DNA Lounge rejects SFPD surveillance
San Francisco nightclub DNA Lounge is challenging the San Francisco Police Department after the club refused to agree to surrender surveillance footage whenever it is requested.
DNA Lounge owner Jamie Zawinski wrote on the club’s blog that a police officer called him to “remind” the club that it is required to maintain surveillance records and then give the records to SFPD without a warrant or explanation.
Zawinksi writes that he told the officer that maintaining and turning over surveillance data was not a condition of the SoMa nightclub’s permit.

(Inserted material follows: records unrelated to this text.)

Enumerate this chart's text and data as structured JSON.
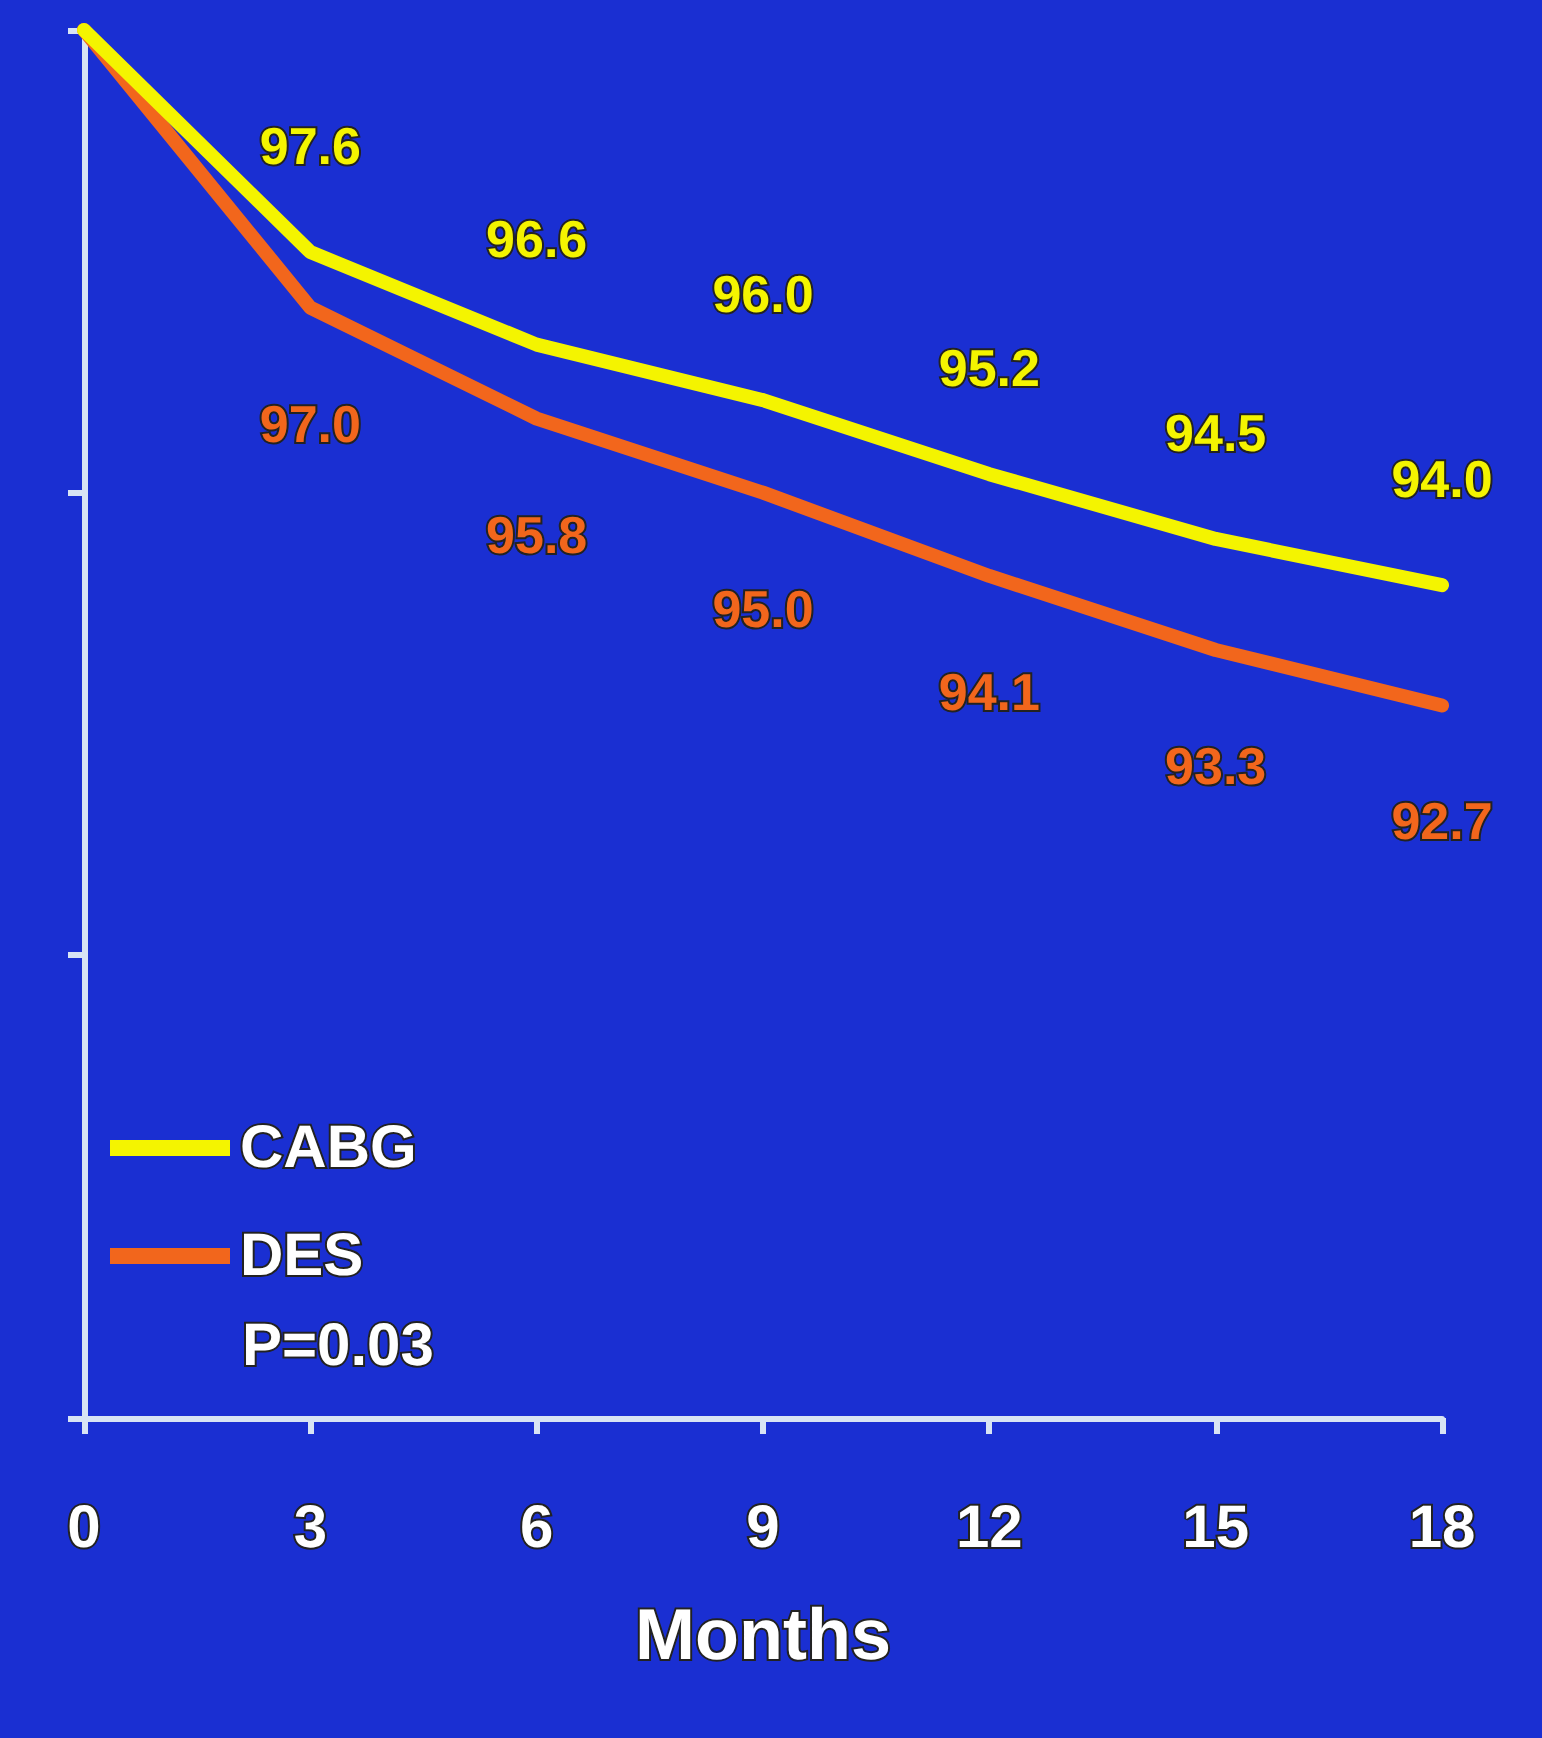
{
  "chart_data": {
    "type": "line",
    "xlabel": "Months",
    "x": [
      0,
      3,
      6,
      9,
      12,
      15,
      18
    ],
    "xlim": [
      0,
      18
    ],
    "xticks": [
      0,
      3,
      6,
      9,
      12,
      15,
      18
    ],
    "ylim": [
      85,
      100
    ],
    "yticks": [
      {
        "value": 85,
        "label": null
      },
      {
        "value": 90,
        "label": null
      },
      {
        "value": 95,
        "label": null
      },
      {
        "value": 100,
        "label": null
      }
    ],
    "tick_labels": "x",
    "grid": false,
    "legend": "bottom left",
    "marker": "none",
    "line_style": "solid",
    "series": [
      {
        "name": "CABG",
        "color": "#f4f400",
        "values": [
          100,
          97.6,
          96.6,
          96.0,
          95.2,
          94.5,
          94.0
        ],
        "value_labels": [
          null,
          "97.6",
          "96.6",
          "96.0",
          "95.2",
          "94.5",
          "94.0"
        ]
      },
      {
        "name": "DES",
        "color": "#f2661c",
        "values": [
          100,
          97.0,
          95.8,
          95.0,
          94.1,
          93.3,
          92.7
        ],
        "value_labels": [
          null,
          "97.0",
          "95.8",
          "95.0",
          "94.1",
          "93.3",
          "92.7"
        ]
      }
    ],
    "annotations": [
      "P=0.03"
    ]
  }
}
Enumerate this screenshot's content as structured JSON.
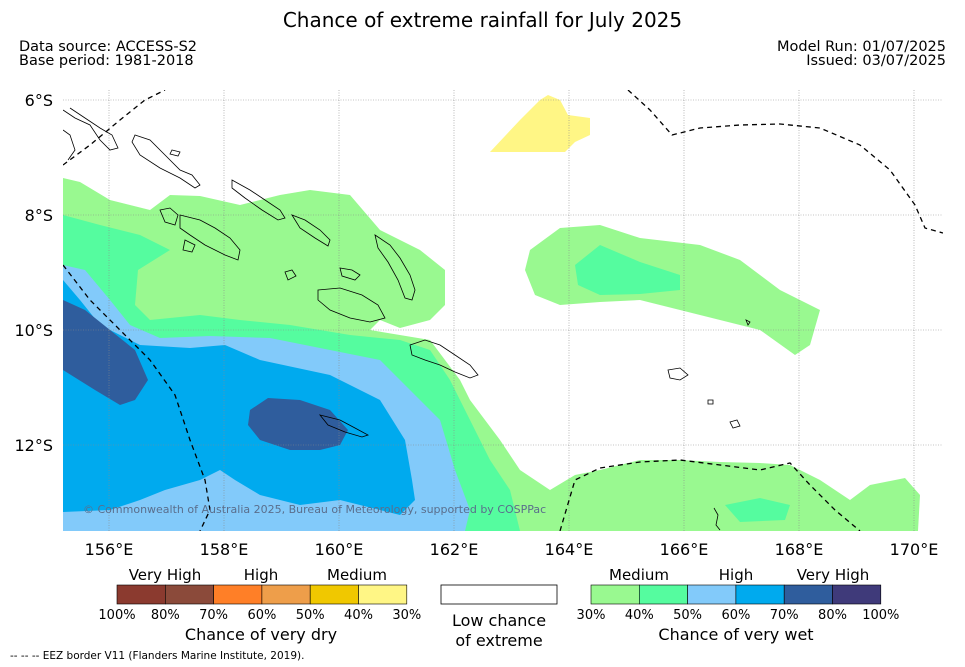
{
  "title": "Chance of extreme rainfall for July 2025",
  "meta": {
    "data_source": "Data source: ACCESS-S2",
    "base_period": "Base period: 1981-2018",
    "model_run": "Model Run: 01/07/2025",
    "issued": "Issued: 03/07/2025"
  },
  "map": {
    "lat_labels": [
      "6°S",
      "8°S",
      "10°S",
      "12°S"
    ],
    "lon_labels": [
      "156°E",
      "158°E",
      "160°E",
      "162°E",
      "164°E",
      "166°E",
      "168°E",
      "170°E"
    ],
    "copyright": "© Commonwealth of Australia 2025, Bureau of Meteorology, supported by COSPPac",
    "colors": {
      "medium_wet": "#99f990",
      "high_wet_low": "#55fc9f",
      "high_wet": "#82cafa",
      "very_high_wet_low": "#00aaee",
      "very_high_wet": "#2f5d9d",
      "dry_medium": "#fff685",
      "coast": "#000000",
      "eez": "#000000"
    }
  },
  "legend": {
    "dry": {
      "levels": [
        "Very High",
        "High",
        "Medium"
      ],
      "colors": [
        "#8b3a2f",
        "#8b4a3a",
        "#ff7f27",
        "#ee9e4a",
        "#f0c800",
        "#fff685"
      ],
      "ticks": [
        "100%",
        "80%",
        "70%",
        "60%",
        "50%",
        "40%",
        "30%"
      ],
      "caption": "Chance of very dry"
    },
    "low": {
      "caption_line1": "Low chance",
      "caption_line2": "of extreme"
    },
    "wet": {
      "levels": [
        "Medium",
        "High",
        "Very High"
      ],
      "colors": [
        "#99f990",
        "#55fc9f",
        "#82cafa",
        "#00aaee",
        "#2f5d9d",
        "#3f3a7a"
      ],
      "ticks": [
        "30%",
        "40%",
        "50%",
        "60%",
        "70%",
        "80%",
        "100%"
      ],
      "caption": "Chance of very wet"
    }
  },
  "footer": "--  --  -- EEZ border V11 (Flanders Marine Institute, 2019)."
}
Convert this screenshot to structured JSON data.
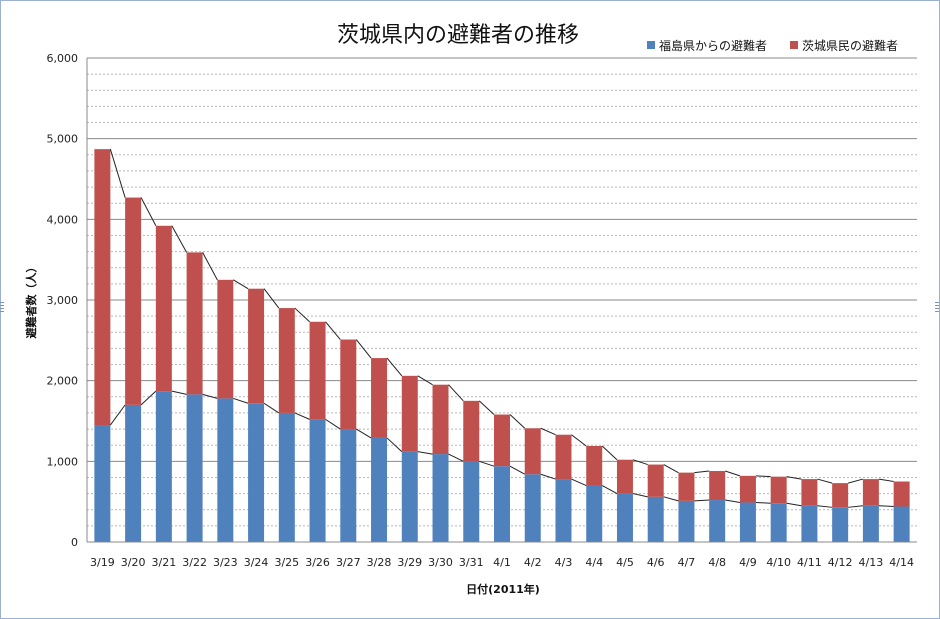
{
  "chart_data": {
    "type": "bar",
    "stacked": true,
    "title": "茨城県内の避難者の推移",
    "xlabel": "日付(2011年)",
    "ylabel": "避難者数（人）",
    "ylim": [
      0,
      6000
    ],
    "yticks": [
      "0",
      "1,000",
      "2,000",
      "3,000",
      "4,000",
      "5,000",
      "6,000"
    ],
    "grid": true,
    "legend_position": "top-right",
    "categories": [
      "3/19",
      "3/20",
      "3/21",
      "3/22",
      "3/23",
      "3/24",
      "3/25",
      "3/26",
      "3/27",
      "3/28",
      "3/29",
      "3/30",
      "3/31",
      "4/1",
      "4/2",
      "4/3",
      "4/4",
      "4/5",
      "4/6",
      "4/7",
      "4/8",
      "4/9",
      "4/10",
      "4/11",
      "4/12",
      "4/13",
      "4/14"
    ],
    "series": [
      {
        "name": "福島県からの避難者",
        "color": "#4f81bd",
        "values": [
          1450,
          1700,
          1870,
          1830,
          1780,
          1720,
          1600,
          1520,
          1400,
          1290,
          1120,
          1090,
          1000,
          940,
          840,
          780,
          700,
          600,
          560,
          510,
          520,
          490,
          480,
          450,
          430,
          450,
          440
        ]
      },
      {
        "name": "茨城県民の避難者",
        "color": "#c0504d",
        "values": [
          3420,
          2570,
          2050,
          1760,
          1470,
          1420,
          1300,
          1210,
          1110,
          990,
          940,
          860,
          750,
          640,
          570,
          550,
          490,
          420,
          400,
          350,
          360,
          330,
          330,
          330,
          300,
          330,
          310
        ]
      }
    ]
  }
}
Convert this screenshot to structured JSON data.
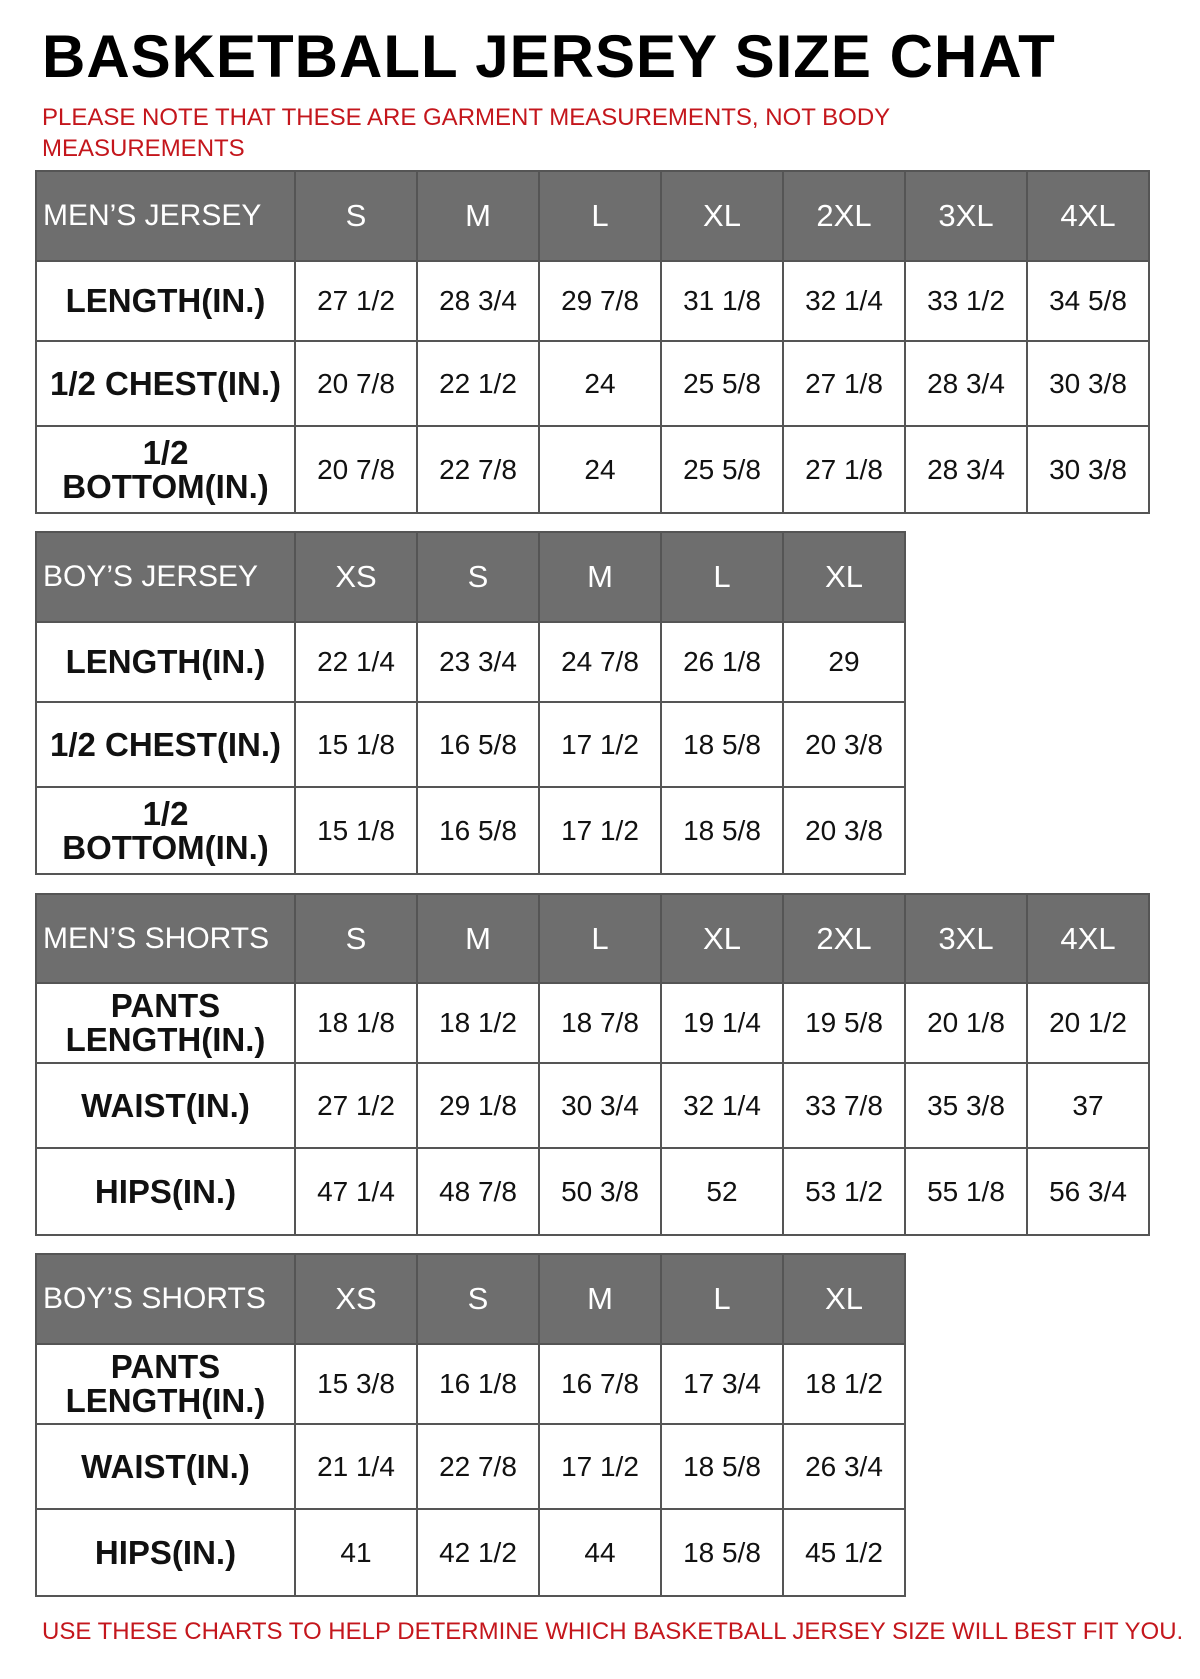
{
  "title": "BASKETBALL JERSEY SIZE CHAT",
  "note": "PLEASE NOTE THAT THESE ARE GARMENT MEASUREMENTS, NOT BODY MEASUREMENTS",
  "footer": "USE THESE CHARTS TO HELP DETERMINE WHICH BASKETBALL JERSEY SIZE WILL BEST FIT YOU.",
  "colors": {
    "header_bg": "#6e6e6e",
    "note_red": "#c4161c"
  },
  "tables": [
    {
      "header": "MEN’S JERSEY",
      "sizes": [
        "S",
        "M",
        "L",
        "XL",
        "2XL",
        "3XL",
        "4XL"
      ],
      "rows": [
        {
          "label": "LENGTH(IN.)",
          "values": [
            "27 1/2",
            "28 3/4",
            "29 7/8",
            "31 1/8",
            "32 1/4",
            "33 1/2",
            "34 5/8"
          ]
        },
        {
          "label": "1/2 CHEST(IN.)",
          "values": [
            "20 7/8",
            "22 1/2",
            "24",
            "25 5/8",
            "27 1/8",
            "28 3/4",
            "30 3/8"
          ]
        },
        {
          "label": "1/2 BOTTOM(IN.)",
          "values": [
            "20 7/8",
            "22 7/8",
            "24",
            "25 5/8",
            "27 1/8",
            "28 3/4",
            "30 3/8"
          ]
        }
      ]
    },
    {
      "header": "BOY’S JERSEY",
      "sizes": [
        "XS",
        "S",
        "M",
        "L",
        "XL"
      ],
      "rows": [
        {
          "label": "LENGTH(IN.)",
          "values": [
            "22 1/4",
            "23 3/4",
            "24 7/8",
            "26 1/8",
            "29"
          ]
        },
        {
          "label": "1/2 CHEST(IN.)",
          "values": [
            "15 1/8",
            "16 5/8",
            "17 1/2",
            "18 5/8",
            "20 3/8"
          ]
        },
        {
          "label": "1/2 BOTTOM(IN.)",
          "values": [
            "15 1/8",
            "16 5/8",
            "17 1/2",
            "18 5/8",
            "20 3/8"
          ]
        }
      ]
    },
    {
      "header": "MEN’S SHORTS",
      "sizes": [
        "S",
        "M",
        "L",
        "XL",
        "2XL",
        "3XL",
        "4XL"
      ],
      "rows": [
        {
          "label": "PANTS LENGTH(IN.)",
          "values": [
            "18 1/8",
            "18 1/2",
            "18 7/8",
            "19 1/4",
            "19 5/8",
            "20 1/8",
            "20 1/2"
          ]
        },
        {
          "label": "WAIST(IN.)",
          "values": [
            "27 1/2",
            "29 1/8",
            "30 3/4",
            "32 1/4",
            "33 7/8",
            "35 3/8",
            "37"
          ]
        },
        {
          "label": "HIPS(IN.)",
          "values": [
            "47 1/4",
            "48 7/8",
            "50 3/8",
            "52",
            "53 1/2",
            "55 1/8",
            "56 3/4"
          ]
        }
      ]
    },
    {
      "header": "BOY’S SHORTS",
      "sizes": [
        "XS",
        "S",
        "M",
        "L",
        "XL"
      ],
      "rows": [
        {
          "label": "PANTS LENGTH(IN.)",
          "values": [
            "15 3/8",
            "16 1/8",
            "16 7/8",
            "17 3/4",
            "18 1/2"
          ]
        },
        {
          "label": "WAIST(IN.)",
          "values": [
            "21 1/4",
            "22 7/8",
            "17 1/2",
            "18 5/8",
            "26 3/4"
          ]
        },
        {
          "label": "HIPS(IN.)",
          "values": [
            "41",
            "42 1/2",
            "44",
            "18 5/8",
            "45 1/2"
          ]
        }
      ]
    }
  ]
}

According to the blog, later that day, DNA Lounge general manager Barry Synoground received a call from another officer explaining that while it isn’t mandatory to keep surveillance of customers, the night club should “consider” it.
Synoground explained that it was indeed considered, and rejected, which is why they worked so hard to have this condition not be part of their permit.
Zawinksi writes that a representative from the Entertainment Commission told the club that “everybody’s” permit now has this requirement and that “nobody else has fought it.”
After a flurry of nightclub shootings and the slaying of a German tourist near Union Square in 2010, police proposed a set of strict restrictions on club owners, including more security patrols and video surveillance.
In 2011, a proposal stalled to require all nightclubs to install surveillance cameras, metal detectors and sending ID scans to a database. It seems that the surveillance portion, though, has snuck its way into San Francisco entertainment permits.